A year ago, I had an experience that affected me very profoundly. I know that some of you will probably find this to be shallow or unimportant, but to me, it was a very big deal. I was injured when I genuflected at Mass. I tore the quadriceps muscles in my right leg.
This was absolutely devastating to me. It was just a few short weeks before I was supposed to lead two dance teams in a performance during my senior year of college. I’ve been dancing since I was 3 years old and had been trying to mentally prepare myself for the spring when I would have my final performance. This injury made me absolutely terrified that I wasn’t going to be able to participate in my last two performances. And I had already spent the entire semester planning, choreographing, teaching, coaching, practicing…. doing literally everything that a performance requires.
I had to go through physical therapy. I didn’t get to perform in the fall but I was able to walk out in front of the crown without crutches or my leg brace, which was a huge moment for me. I taught the last few 8-counts without being able to use one of my legs. I corrected and coached from the sidelines. I wasn’t able to walk completely unassisted until the week of Christmas.
I was so proud of my dancers! They did so much to help me and worked so much harder than they should have had to! We had to change almost everything in both routines and they did everything I asked without complaint or hesitation, even when I was being grumpy because I was in pain or upset.

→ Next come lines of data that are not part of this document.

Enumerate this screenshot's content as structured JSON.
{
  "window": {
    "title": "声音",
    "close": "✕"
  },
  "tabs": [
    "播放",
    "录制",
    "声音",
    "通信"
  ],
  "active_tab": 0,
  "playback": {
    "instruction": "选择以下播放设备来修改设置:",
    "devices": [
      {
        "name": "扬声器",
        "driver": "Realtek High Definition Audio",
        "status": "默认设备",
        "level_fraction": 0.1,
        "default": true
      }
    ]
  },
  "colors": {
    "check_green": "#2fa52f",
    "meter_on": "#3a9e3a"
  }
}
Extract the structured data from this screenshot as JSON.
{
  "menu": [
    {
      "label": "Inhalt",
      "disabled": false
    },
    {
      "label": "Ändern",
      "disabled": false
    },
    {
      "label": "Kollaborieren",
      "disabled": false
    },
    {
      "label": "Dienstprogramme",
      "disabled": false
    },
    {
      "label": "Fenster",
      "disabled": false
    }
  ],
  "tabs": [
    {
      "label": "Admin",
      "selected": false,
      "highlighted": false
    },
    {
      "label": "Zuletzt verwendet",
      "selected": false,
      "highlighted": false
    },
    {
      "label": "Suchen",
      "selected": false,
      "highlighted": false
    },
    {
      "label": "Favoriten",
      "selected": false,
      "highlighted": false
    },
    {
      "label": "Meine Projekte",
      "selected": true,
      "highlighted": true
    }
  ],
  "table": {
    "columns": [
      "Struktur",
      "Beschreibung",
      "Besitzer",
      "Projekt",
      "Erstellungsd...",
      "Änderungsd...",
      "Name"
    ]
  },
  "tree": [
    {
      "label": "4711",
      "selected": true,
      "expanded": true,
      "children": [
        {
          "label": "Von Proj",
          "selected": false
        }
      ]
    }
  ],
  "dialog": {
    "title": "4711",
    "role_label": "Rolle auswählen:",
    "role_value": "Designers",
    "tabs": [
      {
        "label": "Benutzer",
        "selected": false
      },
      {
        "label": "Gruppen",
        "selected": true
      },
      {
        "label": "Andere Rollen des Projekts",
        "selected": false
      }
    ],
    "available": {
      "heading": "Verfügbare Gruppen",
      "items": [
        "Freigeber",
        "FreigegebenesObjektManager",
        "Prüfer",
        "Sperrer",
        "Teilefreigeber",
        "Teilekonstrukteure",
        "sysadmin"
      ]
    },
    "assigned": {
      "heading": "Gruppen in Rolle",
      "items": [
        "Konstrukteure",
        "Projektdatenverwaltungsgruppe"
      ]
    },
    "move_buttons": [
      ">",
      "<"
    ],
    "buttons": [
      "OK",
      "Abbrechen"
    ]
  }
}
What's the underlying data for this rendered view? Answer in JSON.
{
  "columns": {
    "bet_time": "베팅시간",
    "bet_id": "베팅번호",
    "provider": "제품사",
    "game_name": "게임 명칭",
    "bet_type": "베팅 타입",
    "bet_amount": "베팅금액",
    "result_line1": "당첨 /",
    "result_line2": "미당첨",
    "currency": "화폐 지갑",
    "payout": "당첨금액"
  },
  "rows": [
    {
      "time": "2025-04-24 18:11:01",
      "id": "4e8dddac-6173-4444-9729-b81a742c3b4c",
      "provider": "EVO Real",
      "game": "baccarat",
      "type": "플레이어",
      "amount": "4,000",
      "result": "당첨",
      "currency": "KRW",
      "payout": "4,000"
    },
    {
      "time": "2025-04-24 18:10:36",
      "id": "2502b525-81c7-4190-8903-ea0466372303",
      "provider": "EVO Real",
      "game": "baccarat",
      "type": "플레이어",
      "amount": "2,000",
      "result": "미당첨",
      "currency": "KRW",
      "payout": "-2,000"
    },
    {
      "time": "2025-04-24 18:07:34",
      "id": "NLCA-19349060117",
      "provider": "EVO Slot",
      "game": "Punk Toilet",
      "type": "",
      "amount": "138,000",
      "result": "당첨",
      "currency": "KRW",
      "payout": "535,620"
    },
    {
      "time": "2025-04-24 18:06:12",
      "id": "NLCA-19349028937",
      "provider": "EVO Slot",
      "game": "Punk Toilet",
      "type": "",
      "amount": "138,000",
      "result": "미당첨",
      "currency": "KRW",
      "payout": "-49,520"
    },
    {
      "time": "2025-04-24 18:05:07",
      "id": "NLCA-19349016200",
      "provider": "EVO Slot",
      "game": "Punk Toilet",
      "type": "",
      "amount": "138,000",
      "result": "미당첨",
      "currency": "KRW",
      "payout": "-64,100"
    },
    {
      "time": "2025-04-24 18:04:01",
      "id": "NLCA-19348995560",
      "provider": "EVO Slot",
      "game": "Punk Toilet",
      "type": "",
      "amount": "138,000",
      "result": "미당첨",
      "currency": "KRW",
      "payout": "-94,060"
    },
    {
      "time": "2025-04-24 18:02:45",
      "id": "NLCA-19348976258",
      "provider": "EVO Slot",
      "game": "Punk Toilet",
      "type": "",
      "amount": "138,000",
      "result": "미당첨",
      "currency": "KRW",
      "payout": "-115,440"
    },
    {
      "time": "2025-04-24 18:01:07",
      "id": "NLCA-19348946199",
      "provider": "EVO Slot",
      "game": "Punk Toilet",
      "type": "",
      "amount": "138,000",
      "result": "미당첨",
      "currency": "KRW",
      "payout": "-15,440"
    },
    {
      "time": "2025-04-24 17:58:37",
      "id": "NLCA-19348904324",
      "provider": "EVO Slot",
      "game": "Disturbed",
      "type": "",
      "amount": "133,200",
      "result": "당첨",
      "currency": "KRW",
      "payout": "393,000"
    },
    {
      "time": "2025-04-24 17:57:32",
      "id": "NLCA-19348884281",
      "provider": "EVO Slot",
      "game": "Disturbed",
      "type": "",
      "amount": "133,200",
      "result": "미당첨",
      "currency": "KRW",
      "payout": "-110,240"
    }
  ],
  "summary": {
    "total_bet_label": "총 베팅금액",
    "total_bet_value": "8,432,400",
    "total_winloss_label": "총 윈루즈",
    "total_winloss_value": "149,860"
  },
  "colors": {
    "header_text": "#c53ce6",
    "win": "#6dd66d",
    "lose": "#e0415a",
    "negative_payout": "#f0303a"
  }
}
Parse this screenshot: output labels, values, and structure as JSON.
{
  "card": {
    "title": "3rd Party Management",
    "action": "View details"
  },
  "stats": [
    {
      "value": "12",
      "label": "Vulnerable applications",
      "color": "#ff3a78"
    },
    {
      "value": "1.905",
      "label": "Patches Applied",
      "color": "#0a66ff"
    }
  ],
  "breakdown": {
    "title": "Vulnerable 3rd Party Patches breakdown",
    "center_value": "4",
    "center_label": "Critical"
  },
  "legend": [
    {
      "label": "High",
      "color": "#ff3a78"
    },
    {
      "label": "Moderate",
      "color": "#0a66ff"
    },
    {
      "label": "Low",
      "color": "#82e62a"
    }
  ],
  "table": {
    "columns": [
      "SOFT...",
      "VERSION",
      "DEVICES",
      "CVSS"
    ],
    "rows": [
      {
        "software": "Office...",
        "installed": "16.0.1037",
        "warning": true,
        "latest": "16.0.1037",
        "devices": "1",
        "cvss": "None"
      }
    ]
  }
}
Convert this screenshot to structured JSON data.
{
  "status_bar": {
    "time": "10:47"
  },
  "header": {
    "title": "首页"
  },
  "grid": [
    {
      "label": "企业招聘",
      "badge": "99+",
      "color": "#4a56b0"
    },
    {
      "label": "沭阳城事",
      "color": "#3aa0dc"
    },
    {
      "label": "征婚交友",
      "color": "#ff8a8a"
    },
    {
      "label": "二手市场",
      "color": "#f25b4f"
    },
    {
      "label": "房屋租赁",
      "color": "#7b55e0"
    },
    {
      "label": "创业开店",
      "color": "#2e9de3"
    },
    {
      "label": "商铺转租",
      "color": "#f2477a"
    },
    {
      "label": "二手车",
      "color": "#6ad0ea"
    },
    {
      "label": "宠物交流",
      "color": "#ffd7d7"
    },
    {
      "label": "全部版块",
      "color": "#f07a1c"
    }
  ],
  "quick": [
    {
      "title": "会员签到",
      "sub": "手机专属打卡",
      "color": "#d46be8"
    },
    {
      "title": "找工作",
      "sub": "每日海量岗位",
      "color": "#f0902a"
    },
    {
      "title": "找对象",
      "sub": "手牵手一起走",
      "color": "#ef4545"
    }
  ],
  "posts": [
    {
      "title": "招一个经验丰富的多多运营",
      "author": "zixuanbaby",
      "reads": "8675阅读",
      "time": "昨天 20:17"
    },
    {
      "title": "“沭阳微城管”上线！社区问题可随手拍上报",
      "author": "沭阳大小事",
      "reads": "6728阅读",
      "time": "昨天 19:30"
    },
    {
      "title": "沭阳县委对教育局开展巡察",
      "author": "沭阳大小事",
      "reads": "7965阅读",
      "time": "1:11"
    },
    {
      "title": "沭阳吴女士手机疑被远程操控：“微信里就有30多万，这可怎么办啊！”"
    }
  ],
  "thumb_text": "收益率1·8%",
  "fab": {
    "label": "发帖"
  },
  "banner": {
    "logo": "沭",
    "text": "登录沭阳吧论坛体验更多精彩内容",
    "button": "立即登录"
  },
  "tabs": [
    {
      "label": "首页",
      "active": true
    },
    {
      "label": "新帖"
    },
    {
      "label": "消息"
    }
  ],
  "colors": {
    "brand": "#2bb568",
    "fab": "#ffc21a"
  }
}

They gave me the support I needed at the time. I was in a lot of pain, I was upset about all of the things that I couldn’t do, and I was struggling through classes like Biochemistry while on STRONG pain medications! To say life was hard was an understatement.
But it was like I hit a low. There were so many things that I wanted to do and every single one of them required a lot of effort on my part. So I stepped up. I latched onto every improvement and used it as motivation to get to the next one. It started with finishing choreography, passing my classes, walking on my own, and then finally, dancing again.
I could have quit there, happy that I was going to have my last dance performance. But these little improvements had become like an addiction to me. So soon I wasn’t just dancing again, I was learning moves that had previously terrified me. I was doing more than ever before. And then I graduated from college with honors!
My dancing days were done. I had come to peace with it. But I still needed improvements. So I started working out. I started recording everything I ate. I actually joined a gym. I took the point where I could do almost nothing at all and turned it into a foundation. I learned how to push myself to succeed and now I will never do anything less.
This might sound odd, but I hope you all find a low in your lives. To quote the fantastic J.K. Rowling, I hope you all have “a rock bottom on which [you can] rebuild your life.”